A monumental event occurred in my life this past weekend!! I co-facilitated a weekend retreat with my Rector and frienily (friends who are family) Paul Roberts Abernathy as part of a class called Love & Forgiveness that we developed. It was great in so many ways – the two of us teaching together for the first time worked like clockwork, the group of class participants were simply incredible, the sharing and bonding among us all was indescribable and the weather at our beach retreat was nothing short of spectacular!! If that was all that happened, it would have been more than enough! Yet that wasn’t the monumental event!
As a teacher and trainer, I like to think that I am always in control AND under control!! But this weekend, even though I was one of the facilitators, I may have learned more than anyone else. The most important lesson I learned was that the weekend wasn’t about being in control. it was about letting things come as they may with (here comes my new favorite phrase) No Expectations. My actual Revelation was one that I never saw coming!!

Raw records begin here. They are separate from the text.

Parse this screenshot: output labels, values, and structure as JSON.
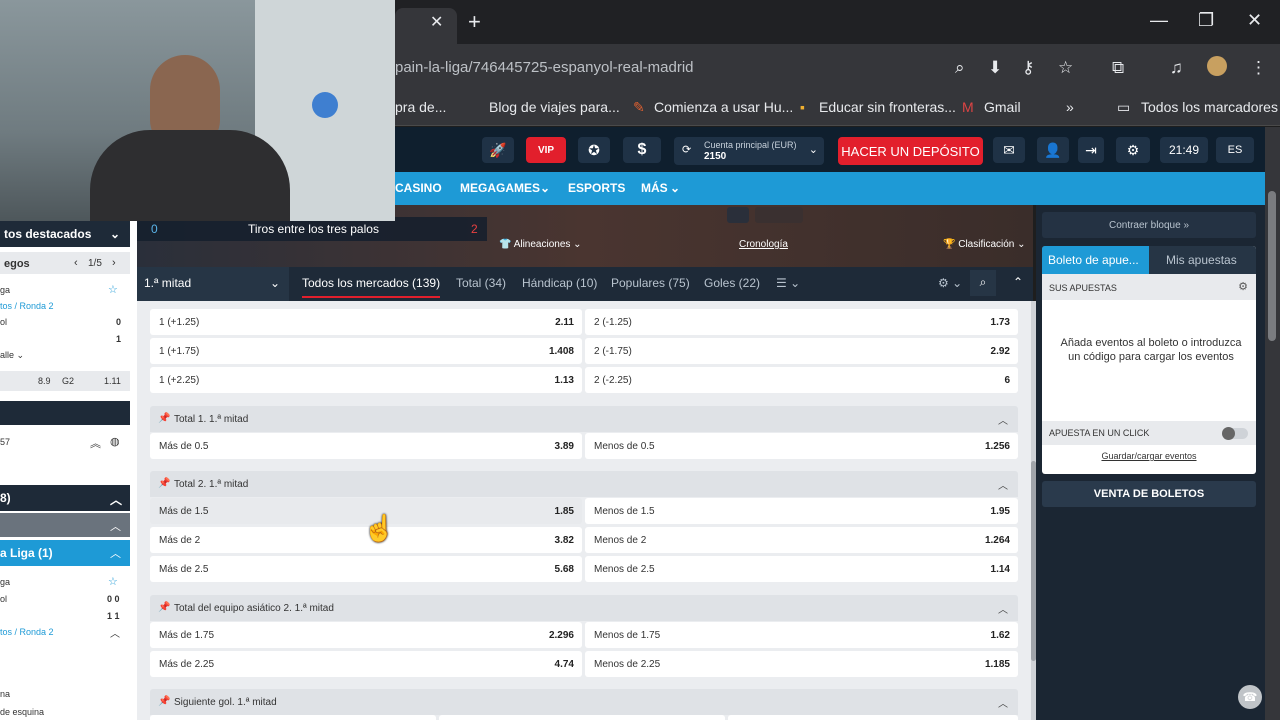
{
  "browser": {
    "url": "pain-la-liga/746445725-espanyol-real-madrid",
    "bookmarks": [
      "pra de...",
      "Blog de viajes para...",
      "Comienza a usar Hu...",
      "Educar sin fronteras...",
      "Gmail",
      "»",
      "Todos los marcadores"
    ]
  },
  "header": {
    "vip_label": "VIP",
    "account_label": "Cuenta principal (EUR)",
    "account_value": "2150",
    "deposit_label": "HACER UN DEPÓSITO",
    "time": "21:49",
    "lang": "ES"
  },
  "nav": {
    "items": [
      "CASINO",
      "MEGAGAMES",
      "ESPORTS",
      "MÁS"
    ]
  },
  "scoreboard": {
    "stat_left": "0",
    "stat_label": "Tiros entre los tres palos",
    "stat_right": "2",
    "lineups": "Alineaciones",
    "timeline": "Cronología",
    "standings": "Clasificación"
  },
  "market_tabs": {
    "period": "1.ª mitad",
    "tabs": [
      "Todos los mercados (139)",
      "Total (34)",
      "Hándicap (10)",
      "Populares (75)",
      "Goles (22)"
    ]
  },
  "markets": {
    "handicap_rows": [
      {
        "l_name": "1 (+1.25)",
        "l_odd": "2.11",
        "r_name": "2 (-1.25)",
        "r_odd": "1.73"
      },
      {
        "l_name": "1 (+1.75)",
        "l_odd": "1.408",
        "r_name": "2 (-1.75)",
        "r_odd": "2.92"
      },
      {
        "l_name": "1 (+2.25)",
        "l_odd": "1.13",
        "r_name": "2 (-2.25)",
        "r_odd": "6"
      }
    ],
    "groups": [
      {
        "title": "Total 1. 1.ª mitad",
        "rows": [
          {
            "l_name": "Más de 0.5",
            "l_odd": "3.89",
            "r_name": "Menos de 0.5",
            "r_odd": "1.256"
          }
        ]
      },
      {
        "title": "Total 2. 1.ª mitad",
        "rows": [
          {
            "l_name": "Más de 1.5",
            "l_odd": "1.85",
            "r_name": "Menos de 1.5",
            "r_odd": "1.95"
          },
          {
            "l_name": "Más de 2",
            "l_odd": "3.82",
            "r_name": "Menos de 2",
            "r_odd": "1.264"
          },
          {
            "l_name": "Más de 2.5",
            "l_odd": "5.68",
            "r_name": "Menos de 2.5",
            "r_odd": "1.14"
          }
        ]
      },
      {
        "title": "Total del equipo asiático 2. 1.ª mitad",
        "rows": [
          {
            "l_name": "Más de 1.75",
            "l_odd": "2.296",
            "r_name": "Menos de 1.75",
            "r_odd": "1.62"
          },
          {
            "l_name": "Más de 2.25",
            "l_odd": "4.74",
            "r_name": "Menos de 2.25",
            "r_odd": "1.185"
          }
        ]
      },
      {
        "title": "Siguiente gol. 1.ª mitad",
        "rows": []
      }
    ]
  },
  "betslip": {
    "collapse": "Contraer bloque",
    "tab_slip": "Boleto de apue...",
    "tab_bets": "Mis apuestas",
    "your_bets": "SUS APUESTAS",
    "empty_text": "Añada eventos al boleto o introduzca un código para cargar los eventos",
    "one_click": "APUESTA EN UN CLICK",
    "save_load": "Guardar/cargar eventos",
    "sell": "VENTA DE BOLETOS"
  },
  "left": {
    "featured": "tos destacados",
    "games": "egos",
    "pager": "1/5",
    "t1": "ga",
    "t2": "tos / Ronda 2",
    "t3": "ol",
    "s1": "0",
    "s2": "1",
    "detail": "alle",
    "odd1": "8.9",
    "g2": "G2",
    "odd2": "1.11",
    "t4": "57",
    "b1": "8)",
    "liga": "a Liga (1)",
    "t5": "ga",
    "t6": "ol",
    "s3": "0 0",
    "s4": "1 1",
    "t7": "tos / Ronda 2",
    "t8": "na",
    "t9": "de esquina"
  }
}
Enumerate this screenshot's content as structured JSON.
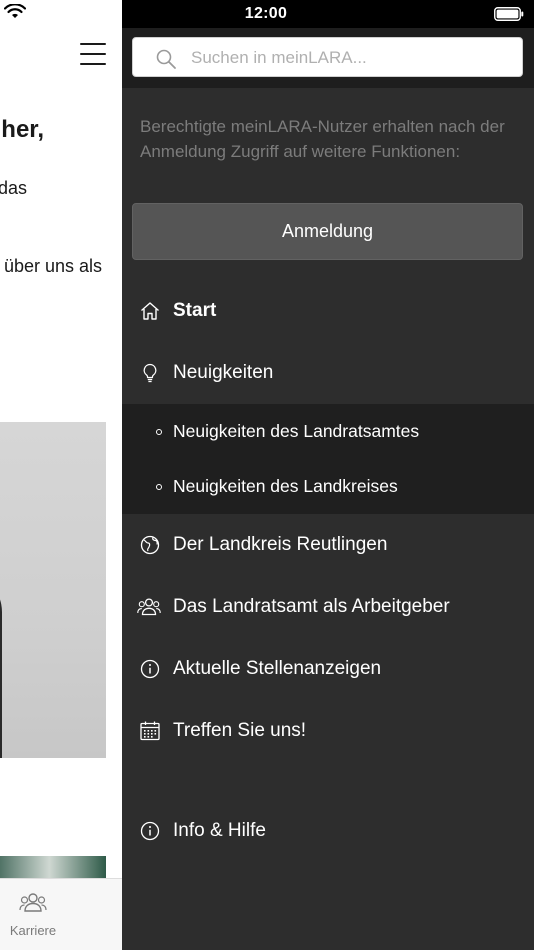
{
  "status_bar": {
    "time": "12:00"
  },
  "background_page": {
    "heading_fragment": "her,",
    "text_fragment_1": "das",
    "text_fragment_2": "über uns als",
    "tab_bar": {
      "karriere_label": "Karriere"
    }
  },
  "drawer": {
    "search": {
      "placeholder": "Suchen in meinLARA..."
    },
    "info_text": "Berechtigte meinLARA-Nutzer erhalten nach der Anmeldung Zugriff auf weitere Funktionen:",
    "login_button": "Anmeldung",
    "nav": {
      "start": {
        "label": "Start",
        "icon": "home-icon"
      },
      "neuigkeiten": {
        "label": "Neuigkeiten",
        "icon": "lightbulb-icon",
        "children": [
          {
            "label": "Neuigkeiten des Landratsamtes"
          },
          {
            "label": "Neuigkeiten des Landkreises"
          }
        ]
      },
      "landkreis": {
        "label": "Der Landkreis Reutlingen",
        "icon": "globe-icon"
      },
      "arbeitgeber": {
        "label": "Das Landratsamt als Arbeitgeber",
        "icon": "people-icon"
      },
      "stellen": {
        "label": "Aktuelle Stellenanzeigen",
        "icon": "info-icon"
      },
      "treffen": {
        "label": "Treffen Sie uns!",
        "icon": "calendar-icon"
      },
      "hilfe": {
        "label": "Info & Hilfe",
        "icon": "info-icon"
      }
    }
  },
  "colors": {
    "drawer_bg": "#2d2d2d",
    "submenu_bg": "#1f1f1f",
    "button_bg": "#555555",
    "info_text": "#7c7c7c"
  }
}
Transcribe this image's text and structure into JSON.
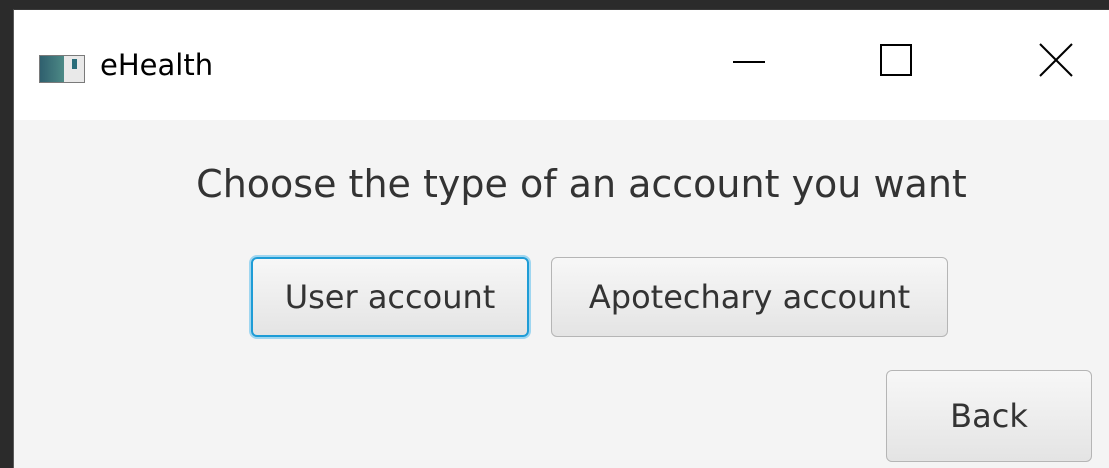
{
  "window": {
    "title": "eHealth",
    "icon": "app-icon"
  },
  "controls": {
    "minimize_icon": "minimize-icon",
    "maximize_icon": "maximize-icon",
    "close_icon": "close-icon"
  },
  "content": {
    "heading": "Choose the type of an account you want",
    "user_account_label": "User account",
    "apotechary_account_label": "Apotechary account",
    "back_label": "Back"
  },
  "colors": {
    "focus_border": "#1e9cd6",
    "window_bg": "#f4f4f4"
  }
}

One part of the weekend called for the facilitators to share a personal story about forgiveness. When it was my turn, I shared a story about my sister, and how despite the difficulties in our relationship I forgave her (and myself) before she died from MS in 2011. I didn’t have ANY trouble writing down the key words I wanted to say during the class, but during the actual sharing of my story I started to cry. Huh????? Me, crying during a class!! What was that about?? Isn’t that unprofessional?? Before the end of the retreat, I discovered that the crying was about me letting go of stuff I was obviously STILL holding on to… it was about me loving and caring for myself, and it was about me allowing everyone to embrace and love me during and after my story. It was monumental and life-changing!!
i believe everyone in attendance felt the weekend was special. But I wondered if anyone besides me felt lighter, unburdened and bursting with excitement by Sunday afternoon (even more than my normal Spunkiness)!! I’ve always felt that I have great training and facilitator skills, but this weekend I also learned that it’s perfectly fine if I bring a large dose of authenticity to the table as well! This weekend for me was definitely about Forgiveness, but it was even more about Love!